We made our way single file, just below the ridgeline of CINCUSNAVEUR’s roof, one foot at a time probing the wet slate so that our progress wouldn’t be interrupted by any slip-sliding. It was not fun. The fucking roof was encrusted with bird crap, which made the already-wet stone even more slippery. One false step, and someone would roll off the edge and slam down seven floors. And where would our element of surprise be then?
Halfway to our goal, the roof line changed. The top of the building had been reinforced to hold three huge air-conditioning units that cooled the comm center below. We worked our way around them, making sure not to disturb the dozens of sensitive antennas and satellite dishes placed in clusters.
Below, two police cars raced north on North Audley Street, their ready electronic horns blasting atonally. I peered over the top of the roof, toward the square. I couldn’t see them, but I knew that at least one SAS sniper team was following our progress through their 6X42, night-enhanced scopes. It did me a lot of good to know that we had some reinforcements out there.
0356. Above the northwest cornice. With Nasty and Wonder holding my feet, I wormed my way down to the edge of the roof, right above the security camera. It was pointed east—down the alley. No security camera covered the southern front of the building. I knew that because I’d recommended having one installed when I’d brought Red Cell through London a few years ago to do a security study at the request of the admiral. Of course, the four-striped admiral’s aide to whom I’d posited my report promptly ’posited it in the round file. Why? Because he held the title of security coordinator and believed that the discovery of even one chink in his precious Maginot Line might ruin his chances for selection to admiral.
I windmilled my arm and they drew me back up the canted roof. We uncoiled two thirty-foot lengths of nylon rope and looped them around the base of an air-conditioning unit. The end of one rope I took in my
hands so I could tie it to the window bars. The other rope was attached as a safety line to the abseil belt cinched tightly around my waist.
Headfirst I went over the edge of the roof, Nasty and Wonder again holding my feet and Duck Foot and Rodent paying out the safety line. The barred window was four feet below the gutter, and by the time I reached it, I felt like fucking Spider Man—except that he, as a cartoon character, has the advantage of sci-fi suction-cup gloves, while I wore real-world Nomex that slipped on the wet surfaces.
Quickly, I took the rope and looped it around the bars with two half-hitches. I was able to get off a muffled “Okay” by pressing the transmit button on my right tit against the wall of the building, and I watched as the rope tightened against the bars. Good—they’d tie it off up there.

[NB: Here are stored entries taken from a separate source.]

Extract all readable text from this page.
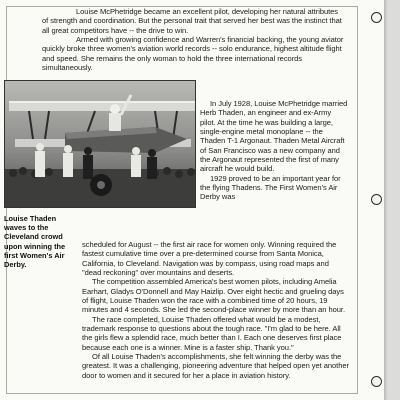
Louise McPhetridge became an excellent pilot, developing her natural attributes of strength and coordination. But the personal trait that served her best was the instinct that all great competitors have -- the drive to win.
Armed with growing confidence and Warren's financial backing, the young aviator quickly broke three women's aviation world records -- solo endurance, highest altitude flight and speed. She remains the only woman to hold the three international records simultaneously.

In July 1928, Louise McPhetridge married Herb Thaden, an engineer and ex-Army pilot. At the time he was building a large, single-engine metal monoplane -- the Thaden T-1 Argonaut. Thaden Metal Aircraft of San Francisco was a new company and the Argonaut represented the first of many aircraft he would build.
1929 proved to be an important year for the flying Thadens. The First Women's Air Derby was

Louise Thaden waves to the Cleveland crowd upon winning the first Women's Air Derby.

scheduled for August -- the first air race for women only. Winning required the fastest cumulative time over a pre-determined course from Santa Monica, California, to Cleveland. Navigation was by compass, using road maps and "dead reckoning" over mountains and deserts.
The competition assembled America's best women pilots, including Amelia Earhart, Gladys O'Donnell and May Haizlip. Over eight hectic and grueling days of flight, Louise Thaden won the race with a combined time of 20 hours, 19 minutes and 4 seconds. She led the second-place winner by more than an hour.
The race completed, Louise Thaden offered what would be a modest, trademark response to questions about the tough race. "I'm glad to be here. All the girls flew a splendid race, much better than I. Each one deserves first place because each one is a winner. Mine is a faster ship. Thank you."
Of all Louise Thaden's accomplishments, she felt winning the derby was the greatest. It was a challenging, pioneering adventure that helped open yet another door to women and it secured for her a place in aviation history.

I let go and swung free. Did you know that working upside down can make you light-headed? Well, friends, it can, and does. In some perverted corner of my mind, all I wanted to do now was swing like a goddamn pendulum, back and forth for a few minutes, because it seemed like fun to do.
I shook my head to clear it and got back to work. Around my waist was a ballistic nylon fanny pack, which I now unzipped. Secured inside was a small pressurized bottle, to which was attached a three-foot length of hose. The hose ended in a small version of an acetylene cutting torch. There was a built-in igniter, too.

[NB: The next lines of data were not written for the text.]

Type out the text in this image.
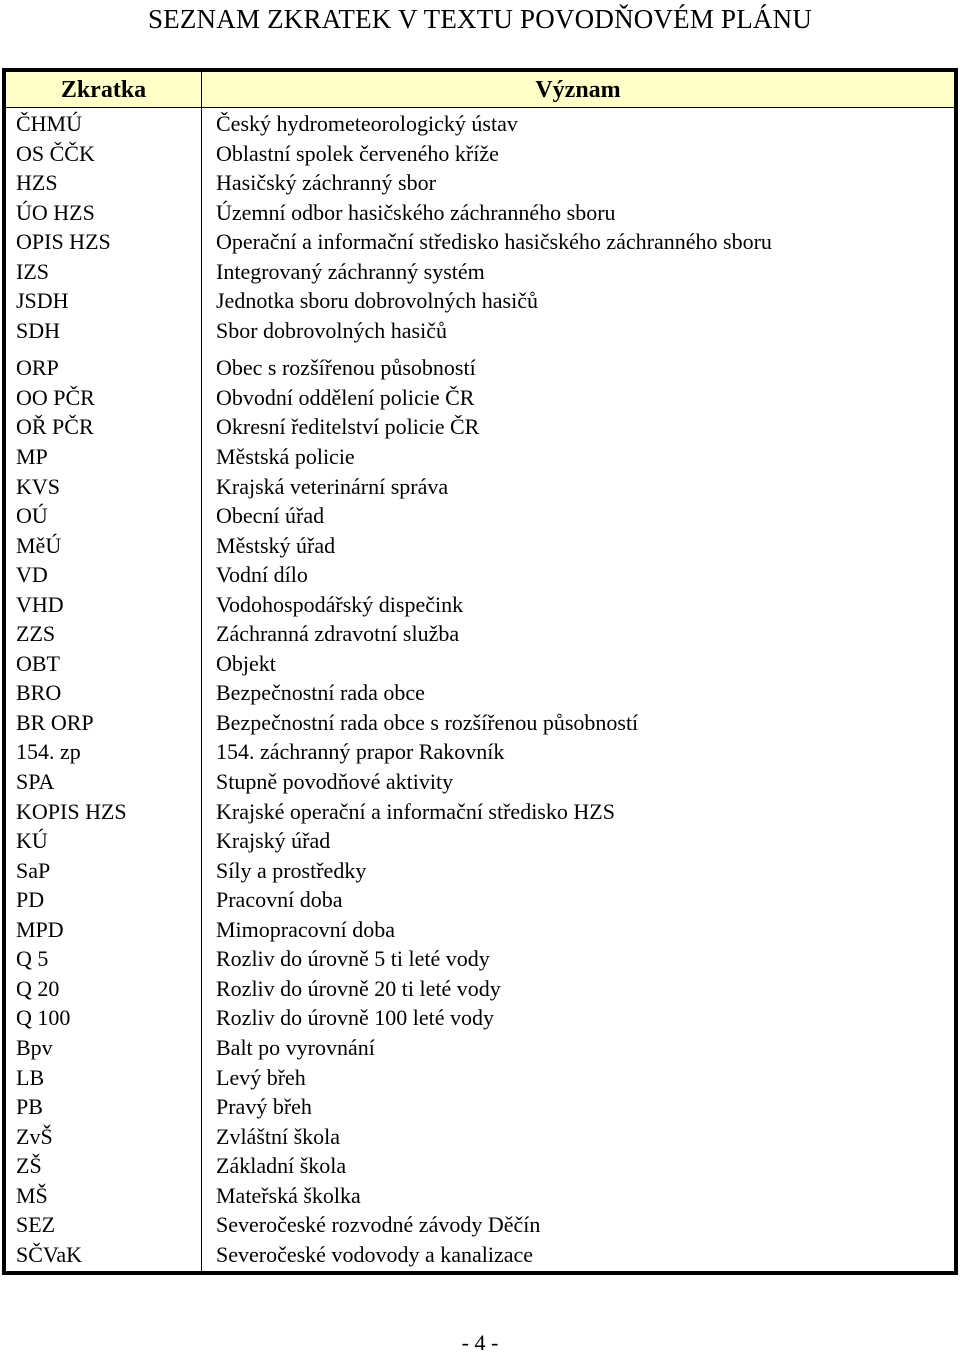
SEZNAM ZKRATEK V TEXTU POVODŇOVÉM PLÁNU
Zkratka	Význam
ČHMÚ	Český hydrometeorologický ústav
OS ČČK	Oblastní spolek červeného kříže
HZS	Hasičský záchranný sbor
ÚO HZS	Územní odbor hasičského záchranného sboru
OPIS HZS	Operační a informační středisko hasičského záchranného sboru
IZS	Integrovaný záchranný systém
JSDH	Jednotka sboru dobrovolných hasičů
SDH	Sbor dobrovolných hasičů
ORP	Obec s rozšířenou působností
OO PČR	Obvodní oddělení policie ČR
OŘ PČR	Okresní ředitelství policie ČR
MP	Městská policie
KVS	Krajská veterinární správa
OÚ	Obecní úřad
MěÚ	Městský úřad
VD	Vodní dílo
VHD	Vodohospodářský dispečink
ZZS	Záchranná zdravotní služba
OBT	Objekt
BRO	Bezpečnostní rada obce
BR ORP	Bezpečnostní rada obce s rozšířenou působností
154. zp	154. záchranný prapor Rakovník
SPA	Stupně povodňové aktivity
KOPIS HZS	Krajské operační a informační středisko HZS
KÚ	Krajský úřad
SaP	Síly a prostředky
PD	Pracovní doba
MPD	Mimopracovní doba
Q 5	Rozliv do úrovně 5 ti leté vody
Q 20	Rozliv do úrovně 20 ti leté vody
Q 100	Rozliv do úrovně 100 leté vody
Bpv	Balt po vyrovnání
LB	Levý břeh
PB	Pravý břeh
ZvŠ	Zvláštní škola
ZŠ	Základní škola
MŠ	Mateřská školka
SEZ	Severočeské rozvodné závody Děčín
SČVaK	Severočeské vodovody a kanalizace
- 4 -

There are times when you want to get inside somewhere without using a shotgun or an explosive charge to blow a door, because the sound will give you away. My old friend Chargin’ Charlie Beckwith had first ordered this minitorch cutting tool for Delta Force back in the eighties. It is still in use today with CT units all around the world.
I turned the valve, pointed the nozzle away from me, and hit the igniter. The thing came to life with a fwoomp—a brilliant blue-white point of light. Quickly, I started on the farthest bar.